Dios se dirige al Rey David por boca del profeta Natán y le adelanta lo que será su futuro. David, el rey pecador pero arrepentido, ha prometido hacer un templo hermoso a Dios. Y Dios le responde vaticinando para su pueblo un tiempo de esperanza y esplendor. Le promete que tendrá descendencia y que ésta será grande: estableceré detrás de ti un descendiente tuyo, un hijo de tus entrañas, y consolidaré tu reino. Yo seré para él un padre, y él será para mí un hijo… tu casa y tu reino durarán por siempre en mi presencia.
Este marco del Antiguo Testamento encuadra la escena del Evangelio de hoy: Dios se dirige al hombre y le promete una herencia grandiosa. Un ángel presta su voz a Dios y le comunica a una Virgen: concebirás y darás a luz un Hijo y le pondrás por nombre Jesús. Será grande, se llamará Hijo el Altísimo, el Señor Dios le dará el trono de David su padre, reinará sobre la casa de Jacob para siempre, y su Reino no tendrá fin.
Dios cumple la promesa hecha al rey David. La descendencia del hombre se emparienta con el mismo Dios, y en Jesús, hijo de María descendiente de David, se realiza la herencia prometida. En Jesús, Hijo de Dios, se realiza plenamente el deseo de Dios: Yo seré para él un Padre y él será para mí un hijo.
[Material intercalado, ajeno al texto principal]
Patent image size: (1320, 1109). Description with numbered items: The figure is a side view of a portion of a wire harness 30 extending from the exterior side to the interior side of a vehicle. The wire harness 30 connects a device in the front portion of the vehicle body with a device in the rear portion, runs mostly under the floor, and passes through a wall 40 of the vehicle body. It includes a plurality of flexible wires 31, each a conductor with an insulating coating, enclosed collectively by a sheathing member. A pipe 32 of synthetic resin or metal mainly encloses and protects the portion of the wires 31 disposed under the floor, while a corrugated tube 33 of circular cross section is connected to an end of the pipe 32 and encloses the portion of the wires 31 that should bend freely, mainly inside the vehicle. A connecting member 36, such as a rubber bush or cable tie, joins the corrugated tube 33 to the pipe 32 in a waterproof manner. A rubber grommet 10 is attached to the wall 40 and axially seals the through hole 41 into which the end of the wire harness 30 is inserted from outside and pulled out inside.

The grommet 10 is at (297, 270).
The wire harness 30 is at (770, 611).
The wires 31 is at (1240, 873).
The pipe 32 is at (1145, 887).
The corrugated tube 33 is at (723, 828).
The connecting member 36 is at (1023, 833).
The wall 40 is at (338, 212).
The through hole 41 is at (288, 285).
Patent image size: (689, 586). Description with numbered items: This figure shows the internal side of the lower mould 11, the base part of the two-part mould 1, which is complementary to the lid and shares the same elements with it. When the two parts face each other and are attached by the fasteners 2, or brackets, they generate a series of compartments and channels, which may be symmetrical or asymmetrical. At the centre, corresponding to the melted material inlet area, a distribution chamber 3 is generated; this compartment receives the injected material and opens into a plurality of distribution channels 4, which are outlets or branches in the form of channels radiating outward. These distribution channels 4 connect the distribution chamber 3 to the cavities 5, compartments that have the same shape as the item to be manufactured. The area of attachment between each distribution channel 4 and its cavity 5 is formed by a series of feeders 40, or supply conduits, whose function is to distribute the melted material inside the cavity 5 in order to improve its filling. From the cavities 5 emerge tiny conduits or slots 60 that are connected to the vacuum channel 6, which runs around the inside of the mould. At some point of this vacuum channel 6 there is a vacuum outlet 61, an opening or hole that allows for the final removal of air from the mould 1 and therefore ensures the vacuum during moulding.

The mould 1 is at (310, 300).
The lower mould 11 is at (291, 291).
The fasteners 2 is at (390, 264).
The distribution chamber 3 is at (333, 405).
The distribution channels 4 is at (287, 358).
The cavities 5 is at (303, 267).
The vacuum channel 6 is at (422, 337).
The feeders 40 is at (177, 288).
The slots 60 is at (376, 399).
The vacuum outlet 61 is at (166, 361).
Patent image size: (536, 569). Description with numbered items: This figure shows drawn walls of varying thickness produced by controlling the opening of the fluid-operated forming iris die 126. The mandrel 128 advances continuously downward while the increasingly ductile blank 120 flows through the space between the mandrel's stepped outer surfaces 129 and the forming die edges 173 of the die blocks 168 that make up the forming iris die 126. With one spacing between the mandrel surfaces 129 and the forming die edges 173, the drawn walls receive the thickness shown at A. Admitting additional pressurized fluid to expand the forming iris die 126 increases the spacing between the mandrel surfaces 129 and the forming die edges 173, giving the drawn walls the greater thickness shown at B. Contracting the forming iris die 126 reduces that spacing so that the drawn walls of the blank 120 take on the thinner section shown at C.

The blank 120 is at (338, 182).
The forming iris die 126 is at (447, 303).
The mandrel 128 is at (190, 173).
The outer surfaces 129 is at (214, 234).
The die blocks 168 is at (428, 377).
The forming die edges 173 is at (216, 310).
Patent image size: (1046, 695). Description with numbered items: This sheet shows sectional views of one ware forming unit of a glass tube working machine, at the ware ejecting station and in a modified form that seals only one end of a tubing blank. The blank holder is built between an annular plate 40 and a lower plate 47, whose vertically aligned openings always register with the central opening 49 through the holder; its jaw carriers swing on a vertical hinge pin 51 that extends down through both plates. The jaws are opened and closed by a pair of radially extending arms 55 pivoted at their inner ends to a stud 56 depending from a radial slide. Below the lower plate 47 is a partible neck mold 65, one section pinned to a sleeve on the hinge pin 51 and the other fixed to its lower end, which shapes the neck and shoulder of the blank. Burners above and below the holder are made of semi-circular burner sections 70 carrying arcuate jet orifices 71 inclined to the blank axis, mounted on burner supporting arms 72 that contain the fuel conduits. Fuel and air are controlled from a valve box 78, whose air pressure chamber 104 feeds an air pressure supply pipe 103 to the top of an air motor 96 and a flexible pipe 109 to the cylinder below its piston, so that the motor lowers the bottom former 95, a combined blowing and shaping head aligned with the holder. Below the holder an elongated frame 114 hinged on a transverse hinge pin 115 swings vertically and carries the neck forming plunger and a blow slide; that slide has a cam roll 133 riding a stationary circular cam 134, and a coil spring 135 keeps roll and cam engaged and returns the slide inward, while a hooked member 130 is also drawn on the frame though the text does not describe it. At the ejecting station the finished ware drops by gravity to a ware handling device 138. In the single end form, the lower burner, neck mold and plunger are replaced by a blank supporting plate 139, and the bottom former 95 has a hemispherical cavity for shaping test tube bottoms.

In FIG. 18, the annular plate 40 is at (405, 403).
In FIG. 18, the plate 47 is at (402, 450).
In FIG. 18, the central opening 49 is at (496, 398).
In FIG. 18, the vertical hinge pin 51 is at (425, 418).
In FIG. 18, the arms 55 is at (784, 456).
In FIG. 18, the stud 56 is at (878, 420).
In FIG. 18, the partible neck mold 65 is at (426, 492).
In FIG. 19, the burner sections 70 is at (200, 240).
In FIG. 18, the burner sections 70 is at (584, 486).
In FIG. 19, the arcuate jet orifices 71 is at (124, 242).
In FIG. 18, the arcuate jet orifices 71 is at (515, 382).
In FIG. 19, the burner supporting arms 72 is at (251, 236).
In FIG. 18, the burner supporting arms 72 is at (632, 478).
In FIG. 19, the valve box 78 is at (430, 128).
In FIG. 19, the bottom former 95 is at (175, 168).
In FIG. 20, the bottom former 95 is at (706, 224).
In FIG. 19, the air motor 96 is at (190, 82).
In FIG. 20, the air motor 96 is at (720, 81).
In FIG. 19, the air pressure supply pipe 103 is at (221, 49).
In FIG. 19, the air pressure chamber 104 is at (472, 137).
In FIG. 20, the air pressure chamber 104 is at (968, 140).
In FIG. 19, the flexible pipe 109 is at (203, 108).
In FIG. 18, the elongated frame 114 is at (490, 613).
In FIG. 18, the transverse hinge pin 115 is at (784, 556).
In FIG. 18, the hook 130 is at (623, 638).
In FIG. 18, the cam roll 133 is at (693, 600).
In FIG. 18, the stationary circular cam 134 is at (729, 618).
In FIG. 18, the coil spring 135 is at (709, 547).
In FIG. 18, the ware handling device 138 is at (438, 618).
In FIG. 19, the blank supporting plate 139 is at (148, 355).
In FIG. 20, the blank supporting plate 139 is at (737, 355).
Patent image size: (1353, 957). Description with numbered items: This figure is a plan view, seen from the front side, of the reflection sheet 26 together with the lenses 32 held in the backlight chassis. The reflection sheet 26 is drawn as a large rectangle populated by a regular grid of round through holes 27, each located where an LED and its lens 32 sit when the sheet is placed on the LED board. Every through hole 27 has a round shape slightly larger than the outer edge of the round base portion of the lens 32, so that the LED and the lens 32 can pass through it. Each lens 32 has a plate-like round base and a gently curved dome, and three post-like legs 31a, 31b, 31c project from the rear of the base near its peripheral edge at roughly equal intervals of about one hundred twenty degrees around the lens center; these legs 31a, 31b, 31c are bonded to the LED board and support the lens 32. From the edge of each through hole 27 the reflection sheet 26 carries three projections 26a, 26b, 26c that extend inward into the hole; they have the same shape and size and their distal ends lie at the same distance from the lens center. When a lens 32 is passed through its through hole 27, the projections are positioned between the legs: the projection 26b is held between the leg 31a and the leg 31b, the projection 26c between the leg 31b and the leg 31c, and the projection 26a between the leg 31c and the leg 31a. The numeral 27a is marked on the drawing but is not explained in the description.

Nosotros nos sumamos a esta historia de herencias divinas. Somos miembros del pueblo escogido, pueblo de reyes, sacerdotes y profetas. Somos hijos de adopción y coherederos. Las palabras que un día Dios dirigió a David: Yo seré tu Padre, tú serás mi hijo, llegan a su plenitud cuando Dios Padre proclamó de Jesús: Este es mi Hijo, el Predilecto. Estas palabras, están dirigidas a todos los hombres de todos los tiempos, por eso, yo, hoy puedo susurrar con temblor y piedad: Dios es para mí un Padre, y yo soy para Él un hijo.
Desde la Encarnación del Hijo de Dios, desde el sí confiado de María, cada hombre encuentra en Dios un Padre. Jesucristo, Dios hecho hombre, comparte con nosotros la mejor herencia del único Hijo: ser hijos de Dios. Y la generosidad de Dios se hace ternura entrañable al colocarnos ante los ojos amorosos del Padre y en los brazos cariñosos de María, Madre de Dios y madre nuestra. María es un «regalo extra de Dios al hombre». Dios ha querido reunir en su paternidad la riqueza de la maternidad. También nos dice en María: «yo te quiero como un padre quiere a su hijo, como una madre cuida de su niño pequeño».
Al hombre de fe, ante tanto misterio no le queda otra actitud que un confiado: «Hágase en mí según tu palabra», uniendo al sí de María el sí confiado de toda la Iglesia. ¡Gracias Padre!